Viagem de trem

Uma crônica é um texto curto que costuma tratar de assuntos corriqueiros do cotidiano, geralmente veiculado na imprensa. O texto a seguir foi escrito por mim quando eu estava na 6ª série (atual 7º ano) do Ensino Fundamental para as aulas de redação na escola. Como tirei uma boa nota, fui incentivado a inscrevê-lo para um concurso.

Era o 1° Concurso Rosa Cruz Infanto-Juvenil de Crônica, e felizmente conquistei o 1º lugar. Esse foi um dos vários elementos que me incentivaram a continuar escrevendo até hoje. Uma boa escrita é algo muito importante para a vida pessoal e profissional, que somente com muita leitura e prática pode-se atingir. O texto a seguir foi o começo dessa jornada (tinha 13 anos na época), e espero que outros jovens possam ter oportunidades de serem incentivados a escrever por prazer.

Troféu de 1º lugar do 1° Concurso Rosa Cruz Infanto-Juvenil de Crônica. Foto: ViniRoger
Troféu de 1º lugar do 1° Concurso Rosa Cruz Infanto-Juvenil de Crônica. Foto: ViniRoger

Viagem de trem

Estou na estação do centro, esperando impacientemente que o trem chegue. Enquanto estou lá, compro a passagem e tomo um café com creme (daqueles bem ruins) para não ficar de estômago vazio.

Ele já está chegando. Pego minha pequena maleta com algumas roupas, blocos de anotações, documentos e subo nele. Acomodo-me em um banco (próximo à janela, claro) no último de seus vagões.

Quando dá o último apito e parte, sinto saudade de tudo que estou deixando para trás: da minha família (com alguns integrantes que nem valham a pena esse sentimento), amigos, casa, enfim, a minha vida parte novamente do zero.

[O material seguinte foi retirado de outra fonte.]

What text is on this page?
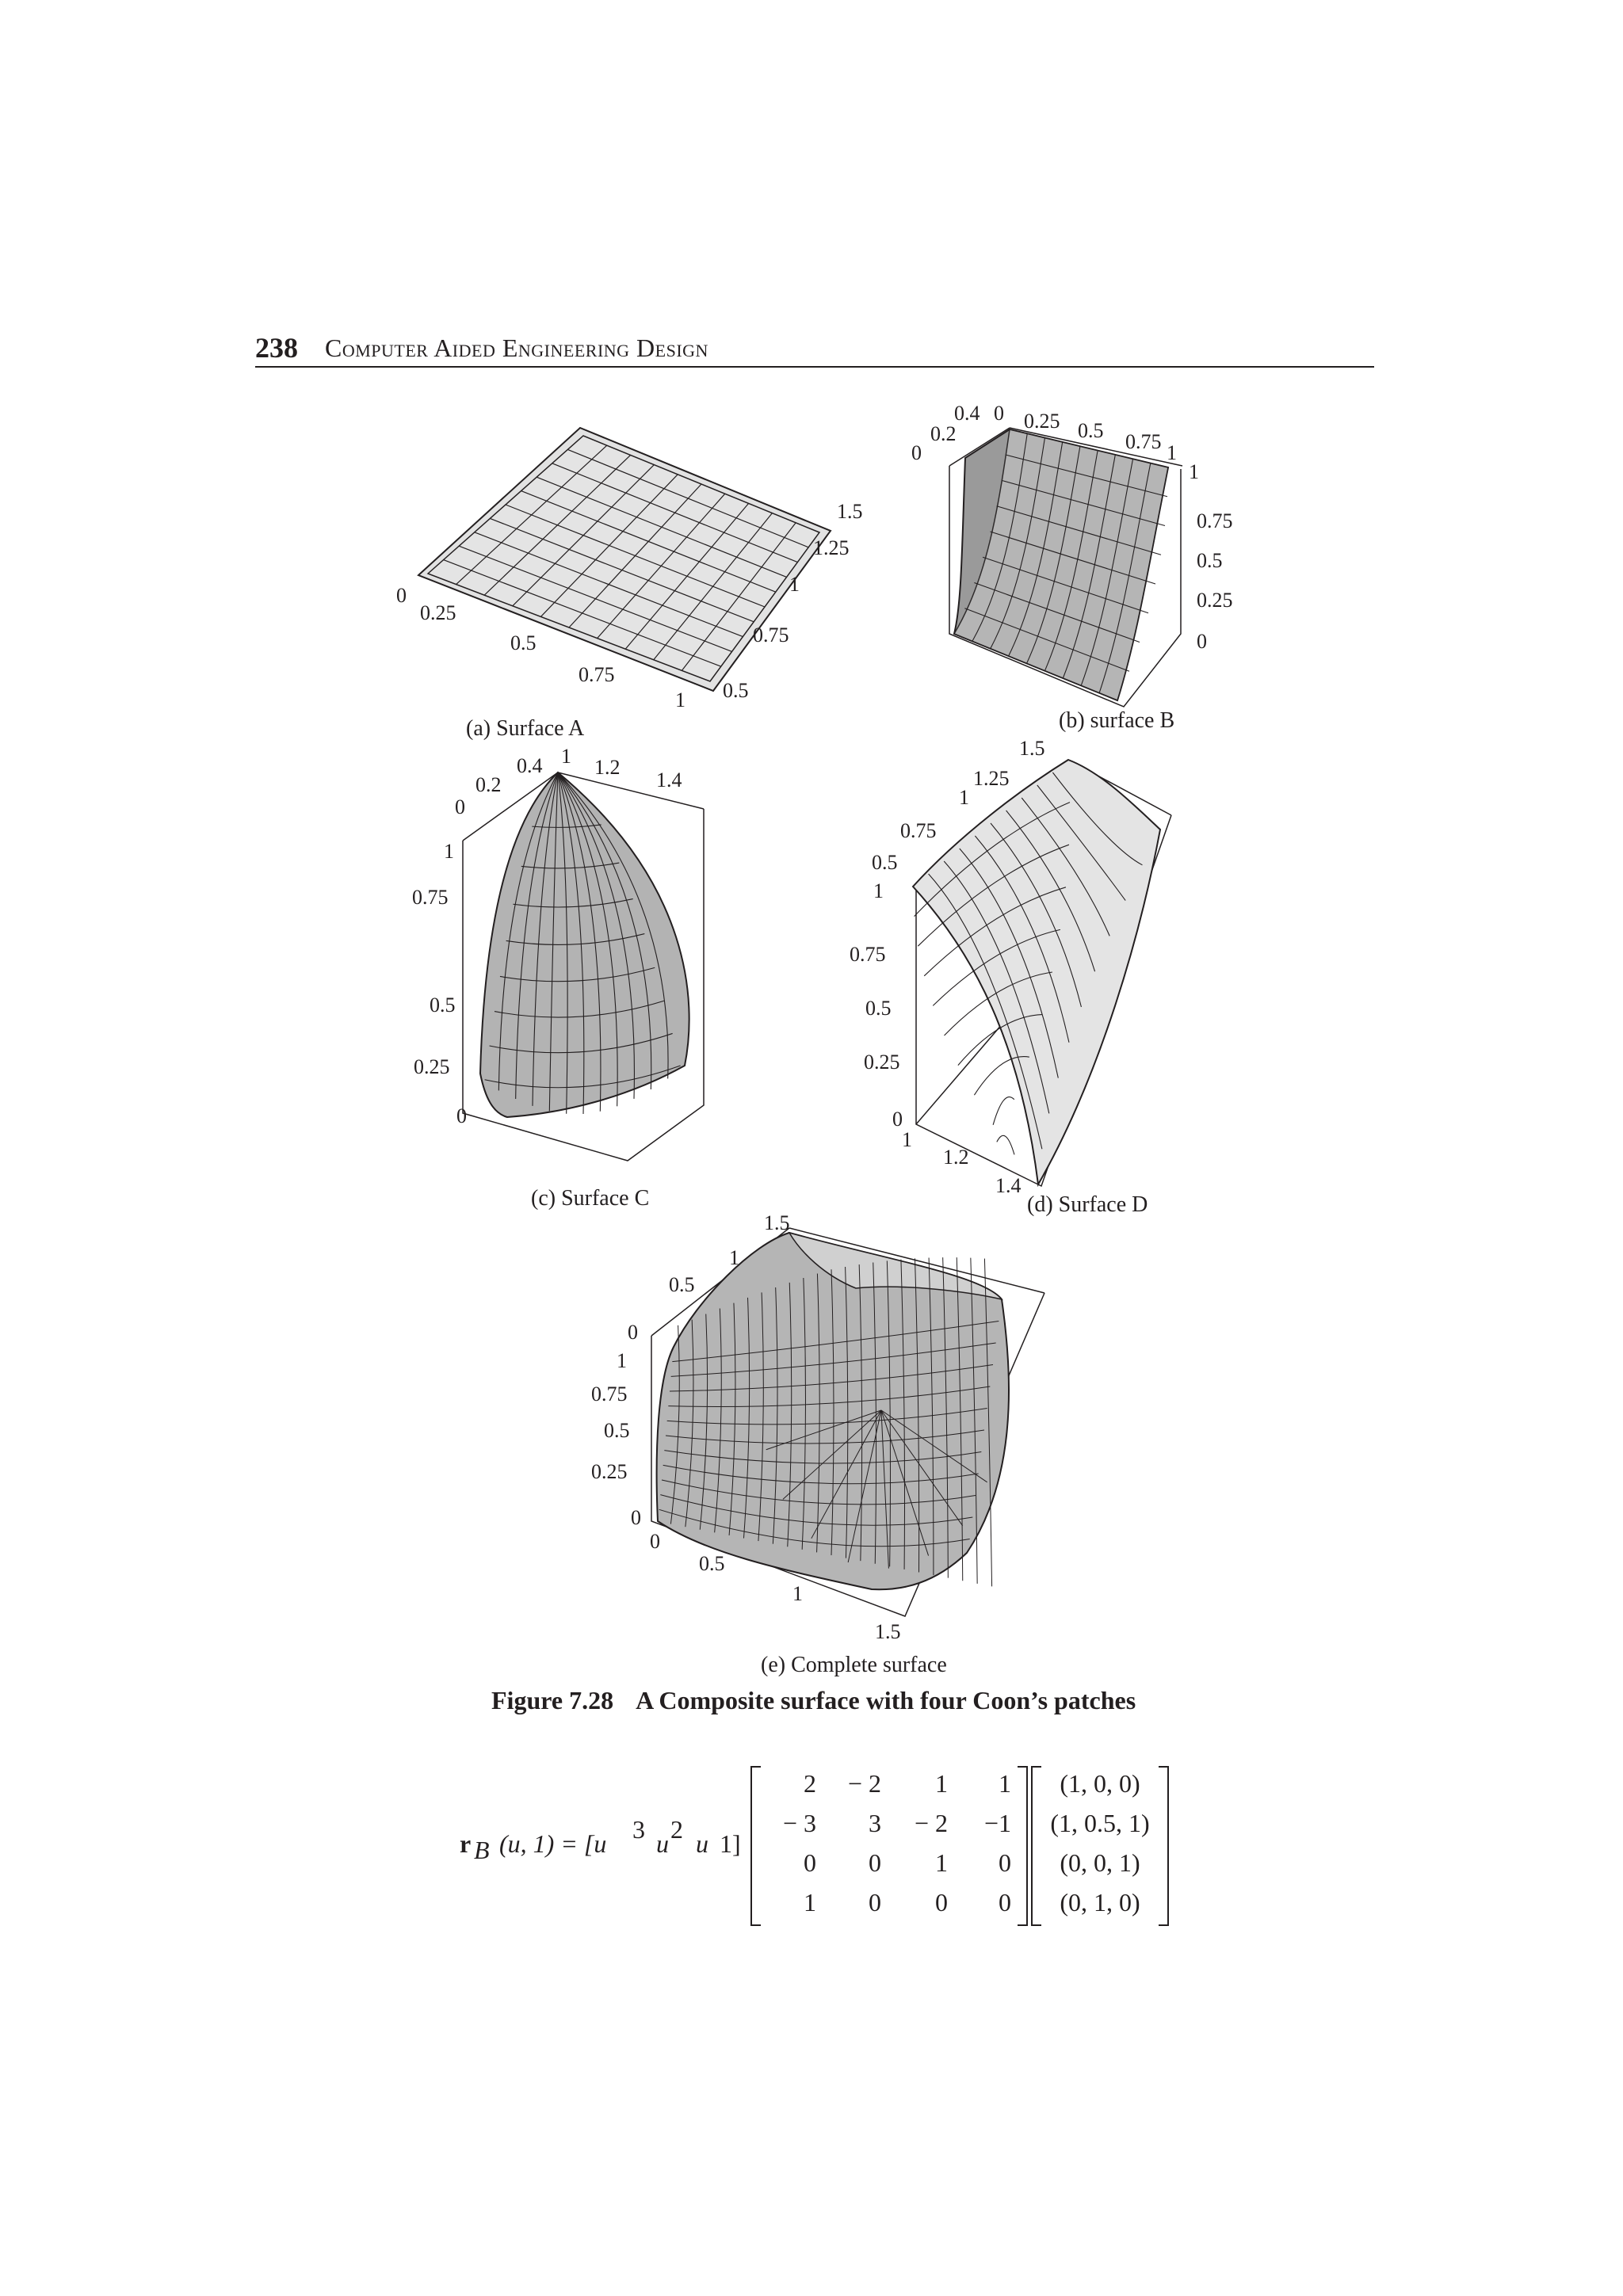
238 Computer Aided Engineering Design
0
0.25
0.5
0.75
1 0.5
0.75
1
1.25
1.5
(a) Surface A
0
0.2
0.4 0 0.25 0.5 0.75 1
1
0.75
0.5
0.25
0
(b) surface B
0
0.2
0.4 1 1.2
1.4
1
0.75
0.5
0.25
0
(c) Surface C
0.5
0.75
1
1.25
1.5
1
0.75
0.5
0.25
0
1
1.2
1.4
(d) Surface D
0
0.5
1
1.5
1
0.75
0.5
0.25
0
0
0.5
1
1.5
(e) Complete surface
Figure 7.28 A Composite surface with four Coon’s patches
r B (u, 1) = [u 3 u 2 u 1]
2 − 2 1 1
− 3 3 − 2 −1
0 0 1 0
1 0 0 0
(1, 0, 0)
(1, 0.5, 1)
(0, 0, 1)
(0, 1, 0)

Mas ao contrário do que eu achava, minha vida começou dentro do trem mesmo. Conheço uma pessoa muito atraente, Marilu. Ótima conversa e adora a nossa cidade de destino, o Rio de Janeiro, onde volta para rever sua vida, sua família, e quem sabe, até seus antigos amigos.

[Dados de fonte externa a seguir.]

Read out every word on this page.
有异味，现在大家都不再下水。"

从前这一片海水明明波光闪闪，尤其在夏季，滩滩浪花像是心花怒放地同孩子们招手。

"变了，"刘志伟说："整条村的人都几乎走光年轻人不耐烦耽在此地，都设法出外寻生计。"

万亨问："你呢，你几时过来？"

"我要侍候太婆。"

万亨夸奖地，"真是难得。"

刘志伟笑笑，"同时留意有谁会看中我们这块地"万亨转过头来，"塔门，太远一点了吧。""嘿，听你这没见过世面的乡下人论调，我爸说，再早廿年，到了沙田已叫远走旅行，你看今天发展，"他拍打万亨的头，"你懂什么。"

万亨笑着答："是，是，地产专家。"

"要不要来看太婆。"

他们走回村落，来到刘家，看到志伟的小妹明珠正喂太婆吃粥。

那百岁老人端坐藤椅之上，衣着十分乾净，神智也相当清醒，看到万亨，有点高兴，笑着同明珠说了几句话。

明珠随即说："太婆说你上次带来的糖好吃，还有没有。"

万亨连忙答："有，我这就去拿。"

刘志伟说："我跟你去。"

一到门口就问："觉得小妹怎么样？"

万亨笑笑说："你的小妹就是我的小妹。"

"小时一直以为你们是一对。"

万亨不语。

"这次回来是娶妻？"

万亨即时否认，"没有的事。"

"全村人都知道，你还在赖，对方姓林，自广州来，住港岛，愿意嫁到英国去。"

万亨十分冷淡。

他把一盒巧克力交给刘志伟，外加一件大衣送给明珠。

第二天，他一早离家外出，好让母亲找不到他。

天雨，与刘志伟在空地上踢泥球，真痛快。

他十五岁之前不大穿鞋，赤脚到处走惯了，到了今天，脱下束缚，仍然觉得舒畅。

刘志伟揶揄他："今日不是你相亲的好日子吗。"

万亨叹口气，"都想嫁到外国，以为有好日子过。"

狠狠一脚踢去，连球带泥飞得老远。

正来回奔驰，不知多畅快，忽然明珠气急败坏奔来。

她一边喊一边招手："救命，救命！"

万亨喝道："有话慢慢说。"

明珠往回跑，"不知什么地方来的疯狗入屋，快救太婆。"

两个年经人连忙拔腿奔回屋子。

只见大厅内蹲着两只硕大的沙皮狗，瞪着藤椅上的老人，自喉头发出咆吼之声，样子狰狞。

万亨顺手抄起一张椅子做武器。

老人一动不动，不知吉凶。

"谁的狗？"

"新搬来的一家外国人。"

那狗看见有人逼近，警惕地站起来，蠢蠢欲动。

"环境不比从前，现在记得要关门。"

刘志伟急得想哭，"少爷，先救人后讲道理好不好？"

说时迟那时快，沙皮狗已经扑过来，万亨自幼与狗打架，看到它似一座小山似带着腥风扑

Para saber onde o trem está passando, vou conversar com o maquinista, que me informa que já estamos chegando. Um tempo depois, já começo a sentir o cheiro do mar, e me lembro de meu pai, almirante da marinha que morreu em treino de tiro (estava pintando os alvos nas pedras na hora dos disparos).

O trem começa a frear e estamos chegando à estação. Despeço-me de Marilu com um caloroso abraço. Assim que saio do trem escuto um sinal…

Descobri-me em um consultório psicológico, e estive esse tempo todo em outra vida: fiz uma viagem.